In case of prime ring$R$ , the set $ I = R_{12}R_{21} + R_{12} + R_{21} + R_{21}R_{12} $ is an ideal of the ring $R$.
I want to know the following things,
How we define the $ R_{12}R_{21}$ and $ R_{21}R_{12} $ ? As I found $R_{12}$ and $R_{21}$ are not ideals of the ring R.
How the set $I$ is an ideal in ring R ?
Why do you want to multiply two subsets of a ring? This is not usually done. But anyhow, defining it to be $e_2Re_1Re_2$ makes it an ideal in $R_{22}$, so that seems like a reasonable thing to use.

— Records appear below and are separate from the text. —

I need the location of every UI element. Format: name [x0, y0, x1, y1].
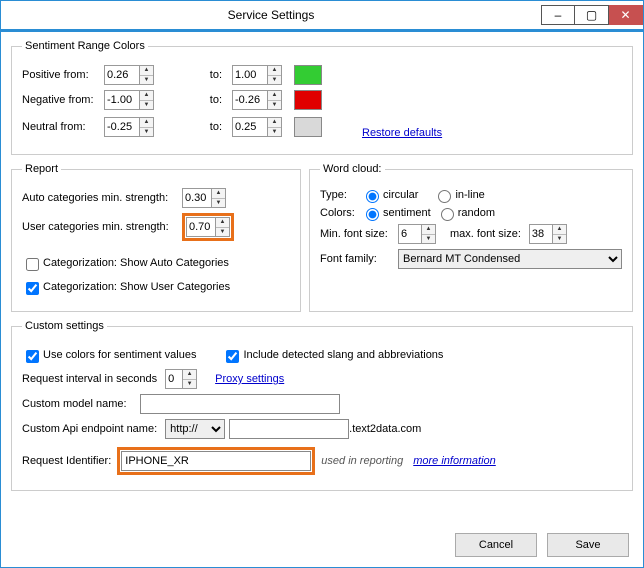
request-note: used in reporting [321, 455, 403, 467]
use-colors-checkbox[interactable] [26, 350, 39, 363]
to-label: to: [182, 121, 232, 133]
interval-label: Request interval in seconds [22, 373, 157, 385]
use-colors-label: Use colors for sentiment values [43, 349, 196, 361]
negative-from-label: Negative from: [22, 94, 104, 106]
restore-defaults-link[interactable]: Restore defaults [362, 127, 442, 139]
sentiment-group: Sentiment Range Colors Positive from: ▲▼… [11, 40, 633, 155]
report-legend: Report [22, 163, 61, 175]
include-slang-label: Include detected slang and abbreviations [243, 349, 443, 361]
user-strength-label: User categories min. strength: [22, 221, 182, 233]
colors-random-label: random [458, 207, 495, 219]
auto-strength-input[interactable]: ▲▼ [182, 188, 226, 208]
minimize-button[interactable]: – [541, 5, 575, 25]
positive-from-input[interactable]: ▲▼ [104, 65, 154, 85]
colors-sentiment-radio[interactable] [366, 208, 379, 221]
negative-from-input[interactable]: ▲▼ [104, 90, 154, 110]
auto-strength-label: Auto categories min. strength: [22, 192, 182, 204]
more-info-link[interactable]: more information [413, 455, 496, 467]
positive-from-label: Positive from: [22, 69, 104, 81]
user-strength-input[interactable]: ▲▼ [186, 217, 230, 237]
to-label: to: [182, 69, 232, 81]
report-group: Report Auto categories min. strength: ▲▼… [11, 163, 301, 312]
colors-label: Colors: [320, 207, 364, 219]
positive-to-input[interactable]: ▲▼ [232, 65, 282, 85]
wordcloud-legend: Word cloud: [320, 163, 385, 175]
type-circular-label: circular [383, 189, 418, 201]
font-family-select[interactable]: Bernard MT Condensed [398, 249, 622, 269]
request-id-label: Request Identifier: [22, 455, 111, 467]
colors-random-radio[interactable] [441, 208, 454, 221]
model-label: Custom model name: [22, 398, 140, 410]
settings-window: Service Settings – ▢ ✕ Sentiment Range C… [0, 0, 644, 568]
colors-sentiment-label: sentiment [383, 207, 431, 219]
to-label: to: [182, 94, 232, 106]
max-font-label: max. font size: [450, 228, 521, 240]
request-id-input[interactable] [121, 451, 311, 471]
type-inline-radio[interactable] [438, 190, 451, 203]
endpoint-suffix: .text2data.com [349, 423, 421, 435]
font-family-label: Font family: [320, 253, 398, 265]
proxy-link[interactable]: Proxy settings [215, 373, 284, 385]
neutral-color-swatch[interactable] [294, 117, 322, 137]
save-button[interactable]: Save [547, 533, 629, 557]
show-user-label: Categorization: Show User Categories [43, 281, 230, 293]
include-slang-checkbox[interactable] [226, 350, 239, 363]
negative-to-input[interactable]: ▲▼ [232, 90, 282, 110]
negative-color-swatch[interactable] [294, 90, 322, 110]
custom-group: Custom settings Use colors for sentiment… [11, 320, 633, 491]
endpoint-label: Custom Api endpoint name: [22, 423, 157, 435]
cancel-button[interactable]: Cancel [455, 533, 537, 557]
min-font-input[interactable]: ▲▼ [398, 224, 436, 244]
wordcloud-group: Word cloud: Type: circular in-line Color… [309, 163, 633, 312]
model-input[interactable] [140, 394, 340, 414]
neutral-to-input[interactable]: ▲▼ [232, 117, 282, 137]
show-auto-checkbox[interactable] [26, 258, 39, 271]
neutral-from-label: Neutral from: [22, 121, 104, 133]
interval-input[interactable]: ▲▼ [165, 369, 197, 389]
neutral-from-input[interactable]: ▲▼ [104, 117, 154, 137]
max-font-input[interactable]: ▲▼ [529, 224, 567, 244]
type-label: Type: [320, 189, 364, 201]
custom-legend: Custom settings [22, 320, 107, 332]
maximize-button[interactable]: ▢ [575, 5, 609, 25]
show-user-checkbox[interactable] [26, 282, 39, 295]
titlebar: Service Settings – ▢ ✕ [1, 1, 643, 29]
positive-color-swatch[interactable] [294, 65, 322, 85]
show-auto-label: Categorization: Show Auto Categories [43, 257, 229, 269]
type-circular-radio[interactable] [366, 190, 379, 203]
request-id-highlight [117, 447, 315, 475]
close-button[interactable]: ✕ [609, 5, 643, 25]
sentiment-legend: Sentiment Range Colors [22, 40, 148, 52]
window-controls: – ▢ ✕ [541, 5, 643, 25]
min-font-label: Min. font size: [320, 228, 398, 240]
protocol-select[interactable]: http:// [165, 419, 225, 439]
endpoint-input[interactable] [229, 419, 349, 439]
user-strength-highlight: ▲▼ [182, 213, 234, 241]
window-title: Service Settings [1, 8, 541, 22]
type-inline-label: in-line [455, 189, 484, 201]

It's straightforward to verify that when you write $$ I=\begin{bmatrix}eR(1-e)Re & eR(1-e)\\(1-e)Re& (1-e)ReR(1-e) \end{bmatrix} $$
and
$$ R=\begin{bmatrix}eRe & eR(1-e)\\(1-e)Re& (1-e)R(1-e) \end{bmatrix} $$
that $I$ is left and right $R$ absorbing, and also an abelian group (that is the ring structure which is isomorphic to that of $R$.)